By Isaac Butler
I am currently reading Mary Oliver's A Poetry Handbook to help brush up on issues in poetry pedagogy prior to teaching a poetry creative writing unit in the fall. She has some rather interesting ideas about the teaching of poetry, particularly poetry "of the past."
Oliver notes that the cannon of Western poetry has as a barrier to entry knowledge of metrical structures and prosody. If you don't understand how meter, rhyme and classical verse forms work, you're basically missing a giant piece of the puzzle. "How much of the poem's effect is missed by students who are not really familiar with metrics and other devices of construction?" she wonders, going on to argue, "The poem is always a blending of statement and form, which is intentional and meant to be clarifying."

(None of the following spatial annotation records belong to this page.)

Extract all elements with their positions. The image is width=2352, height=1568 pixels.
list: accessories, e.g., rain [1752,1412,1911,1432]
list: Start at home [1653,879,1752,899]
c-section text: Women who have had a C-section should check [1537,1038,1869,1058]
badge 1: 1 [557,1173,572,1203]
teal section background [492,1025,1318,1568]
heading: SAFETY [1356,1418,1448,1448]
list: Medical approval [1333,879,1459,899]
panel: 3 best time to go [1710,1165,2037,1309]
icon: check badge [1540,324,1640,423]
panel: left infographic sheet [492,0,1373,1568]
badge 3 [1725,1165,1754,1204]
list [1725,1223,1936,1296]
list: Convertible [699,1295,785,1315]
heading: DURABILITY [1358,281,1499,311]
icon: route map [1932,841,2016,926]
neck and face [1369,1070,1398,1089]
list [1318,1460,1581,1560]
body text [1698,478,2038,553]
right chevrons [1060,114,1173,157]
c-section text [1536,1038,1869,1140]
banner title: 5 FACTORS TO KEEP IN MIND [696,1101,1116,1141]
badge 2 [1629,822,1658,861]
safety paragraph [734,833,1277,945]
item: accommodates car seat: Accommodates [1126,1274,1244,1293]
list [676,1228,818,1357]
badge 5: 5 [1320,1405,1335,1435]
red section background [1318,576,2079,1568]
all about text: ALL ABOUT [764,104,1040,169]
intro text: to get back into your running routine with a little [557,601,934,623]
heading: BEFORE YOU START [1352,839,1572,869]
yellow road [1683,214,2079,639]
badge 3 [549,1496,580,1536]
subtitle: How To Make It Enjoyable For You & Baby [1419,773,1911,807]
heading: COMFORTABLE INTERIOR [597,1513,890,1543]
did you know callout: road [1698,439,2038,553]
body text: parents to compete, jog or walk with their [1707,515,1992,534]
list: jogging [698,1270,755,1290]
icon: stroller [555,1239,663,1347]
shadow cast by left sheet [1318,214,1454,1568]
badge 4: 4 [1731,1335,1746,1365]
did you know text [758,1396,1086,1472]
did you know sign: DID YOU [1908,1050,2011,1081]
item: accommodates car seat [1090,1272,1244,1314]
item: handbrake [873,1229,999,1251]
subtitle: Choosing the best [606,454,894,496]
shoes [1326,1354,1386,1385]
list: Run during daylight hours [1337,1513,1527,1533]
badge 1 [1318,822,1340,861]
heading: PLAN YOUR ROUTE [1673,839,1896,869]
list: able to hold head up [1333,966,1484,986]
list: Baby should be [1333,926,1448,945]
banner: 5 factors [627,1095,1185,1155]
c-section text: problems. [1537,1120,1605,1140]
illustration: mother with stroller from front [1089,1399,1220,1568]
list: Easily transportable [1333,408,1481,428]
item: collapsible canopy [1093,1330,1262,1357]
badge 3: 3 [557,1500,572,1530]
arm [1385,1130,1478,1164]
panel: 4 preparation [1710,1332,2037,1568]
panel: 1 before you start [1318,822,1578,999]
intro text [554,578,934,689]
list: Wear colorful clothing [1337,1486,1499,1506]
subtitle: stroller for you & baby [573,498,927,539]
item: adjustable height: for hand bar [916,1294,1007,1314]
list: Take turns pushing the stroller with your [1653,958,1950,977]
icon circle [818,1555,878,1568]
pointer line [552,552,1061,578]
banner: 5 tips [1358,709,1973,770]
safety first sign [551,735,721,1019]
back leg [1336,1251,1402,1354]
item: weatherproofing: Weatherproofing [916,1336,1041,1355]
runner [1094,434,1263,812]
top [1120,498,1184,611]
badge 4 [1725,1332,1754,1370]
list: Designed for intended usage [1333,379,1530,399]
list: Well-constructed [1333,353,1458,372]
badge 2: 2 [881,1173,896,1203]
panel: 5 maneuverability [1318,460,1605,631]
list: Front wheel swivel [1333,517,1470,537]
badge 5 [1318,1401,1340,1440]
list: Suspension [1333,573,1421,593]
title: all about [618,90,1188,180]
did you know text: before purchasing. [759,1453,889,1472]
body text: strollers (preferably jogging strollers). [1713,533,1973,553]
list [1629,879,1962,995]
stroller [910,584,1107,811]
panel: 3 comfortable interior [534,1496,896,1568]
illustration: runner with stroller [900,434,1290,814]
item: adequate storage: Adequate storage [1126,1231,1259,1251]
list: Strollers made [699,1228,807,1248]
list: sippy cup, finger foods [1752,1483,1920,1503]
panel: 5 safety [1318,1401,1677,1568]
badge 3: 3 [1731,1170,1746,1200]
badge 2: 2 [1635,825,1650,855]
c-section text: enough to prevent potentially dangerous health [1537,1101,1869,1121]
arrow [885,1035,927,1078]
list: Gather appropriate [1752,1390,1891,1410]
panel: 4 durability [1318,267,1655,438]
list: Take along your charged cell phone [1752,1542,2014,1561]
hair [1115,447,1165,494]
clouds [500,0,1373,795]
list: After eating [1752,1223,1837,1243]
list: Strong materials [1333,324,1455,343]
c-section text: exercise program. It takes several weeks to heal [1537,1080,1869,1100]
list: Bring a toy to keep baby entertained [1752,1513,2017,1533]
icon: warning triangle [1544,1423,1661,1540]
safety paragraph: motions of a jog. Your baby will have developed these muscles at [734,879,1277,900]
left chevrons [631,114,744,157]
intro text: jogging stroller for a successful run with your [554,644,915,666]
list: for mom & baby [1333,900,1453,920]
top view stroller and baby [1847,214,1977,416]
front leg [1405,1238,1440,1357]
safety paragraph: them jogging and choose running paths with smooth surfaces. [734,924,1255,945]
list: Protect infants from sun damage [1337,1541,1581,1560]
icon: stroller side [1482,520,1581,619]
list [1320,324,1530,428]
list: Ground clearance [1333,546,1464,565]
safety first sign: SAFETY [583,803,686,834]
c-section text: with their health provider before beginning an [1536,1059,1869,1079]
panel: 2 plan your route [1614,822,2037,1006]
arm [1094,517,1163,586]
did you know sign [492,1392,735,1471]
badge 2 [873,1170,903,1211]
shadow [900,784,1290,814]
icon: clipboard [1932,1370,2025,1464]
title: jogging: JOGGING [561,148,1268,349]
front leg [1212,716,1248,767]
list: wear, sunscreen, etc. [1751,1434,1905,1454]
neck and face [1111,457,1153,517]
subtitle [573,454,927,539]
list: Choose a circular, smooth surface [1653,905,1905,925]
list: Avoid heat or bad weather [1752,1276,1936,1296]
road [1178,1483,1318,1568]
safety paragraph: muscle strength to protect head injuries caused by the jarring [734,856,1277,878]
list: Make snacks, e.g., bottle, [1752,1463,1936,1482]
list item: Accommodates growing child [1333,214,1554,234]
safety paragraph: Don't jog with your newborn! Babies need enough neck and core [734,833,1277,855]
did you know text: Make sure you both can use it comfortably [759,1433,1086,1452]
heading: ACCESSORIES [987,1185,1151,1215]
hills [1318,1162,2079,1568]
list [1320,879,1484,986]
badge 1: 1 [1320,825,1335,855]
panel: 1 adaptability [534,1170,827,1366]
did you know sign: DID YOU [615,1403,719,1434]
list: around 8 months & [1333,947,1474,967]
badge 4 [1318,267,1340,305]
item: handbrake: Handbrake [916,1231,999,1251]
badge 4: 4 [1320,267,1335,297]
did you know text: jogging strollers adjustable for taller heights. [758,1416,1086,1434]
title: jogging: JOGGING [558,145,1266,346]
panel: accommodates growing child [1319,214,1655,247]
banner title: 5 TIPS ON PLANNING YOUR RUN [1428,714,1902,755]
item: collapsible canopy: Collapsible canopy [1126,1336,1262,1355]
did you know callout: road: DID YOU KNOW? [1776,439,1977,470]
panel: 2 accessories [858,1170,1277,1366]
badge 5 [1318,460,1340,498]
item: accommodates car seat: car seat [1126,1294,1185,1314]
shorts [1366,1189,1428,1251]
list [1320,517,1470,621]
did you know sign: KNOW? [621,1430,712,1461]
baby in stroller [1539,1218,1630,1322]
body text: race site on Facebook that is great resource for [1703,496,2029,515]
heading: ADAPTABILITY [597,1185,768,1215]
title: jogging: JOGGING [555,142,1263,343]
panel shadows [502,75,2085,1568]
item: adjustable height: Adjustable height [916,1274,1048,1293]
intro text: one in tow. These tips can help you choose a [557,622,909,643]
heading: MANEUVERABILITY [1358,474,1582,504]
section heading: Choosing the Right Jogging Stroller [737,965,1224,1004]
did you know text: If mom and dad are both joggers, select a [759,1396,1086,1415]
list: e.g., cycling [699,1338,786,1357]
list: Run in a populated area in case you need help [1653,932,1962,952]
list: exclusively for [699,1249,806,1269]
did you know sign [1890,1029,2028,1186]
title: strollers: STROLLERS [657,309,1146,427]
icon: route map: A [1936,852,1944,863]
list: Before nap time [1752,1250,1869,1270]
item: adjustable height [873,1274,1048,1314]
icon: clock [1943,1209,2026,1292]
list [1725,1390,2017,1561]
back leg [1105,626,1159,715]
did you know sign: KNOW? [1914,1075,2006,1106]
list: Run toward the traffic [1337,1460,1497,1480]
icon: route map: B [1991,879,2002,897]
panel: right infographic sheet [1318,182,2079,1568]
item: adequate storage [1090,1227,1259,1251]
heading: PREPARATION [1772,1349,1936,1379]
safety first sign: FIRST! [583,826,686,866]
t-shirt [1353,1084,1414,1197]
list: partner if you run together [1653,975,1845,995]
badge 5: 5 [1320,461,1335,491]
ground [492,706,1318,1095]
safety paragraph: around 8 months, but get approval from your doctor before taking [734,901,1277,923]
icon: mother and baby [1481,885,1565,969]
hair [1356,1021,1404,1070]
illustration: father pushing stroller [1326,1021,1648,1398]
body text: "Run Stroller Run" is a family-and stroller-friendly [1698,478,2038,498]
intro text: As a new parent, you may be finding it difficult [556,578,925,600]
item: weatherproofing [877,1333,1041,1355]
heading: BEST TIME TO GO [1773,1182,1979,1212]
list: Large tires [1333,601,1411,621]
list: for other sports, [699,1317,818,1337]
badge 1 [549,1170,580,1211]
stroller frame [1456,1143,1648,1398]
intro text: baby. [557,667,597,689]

Oliver is no anti-canonist. She loves the history of poetry, calling it the cake on top of which the free verse era is just the icing. But she also acknowledges that metrical poets were working out of a tradition that we have moved far away from, and for an audience familiar with the rules of metrica poetry. She goes on to argue the following:
Conventionally, English and American literature are studied chronologically-- according to historical passage-- and without doubt this is the best way, as central motivations and ideas, moving from one to another, should be thought about in consecutive order. But this chronology is not so necessary for the creative writing student-- and, in fact, the presentation of metrical verse first is often so off-putting that it is worthwhile letting it rest on its tracks... later, as students become more confident, ambitious and sophisticated, [I suggest] that they move on to (or back to) the difficult patters of metrical verse.
What if we applied it to literature? What if we moved backwards from the familiar into the strange? Oliver goes to bat for the consecutive nature of ideas, but following an artist back into their influences is another perfectly valid way to journey through work. What if we flipped, say, the way survey of western drama is taught and start with Angels and end with The Oresteia? Why does the conversation have to move forward in time from the beginning?
Honestly, I ask these questions because I'm not sure of the answers. I have long had the idea of structuring a course around looking at one artist and then branching backwards through to their influences as an experiment, but I don't know what the trade offs of such a structure would be.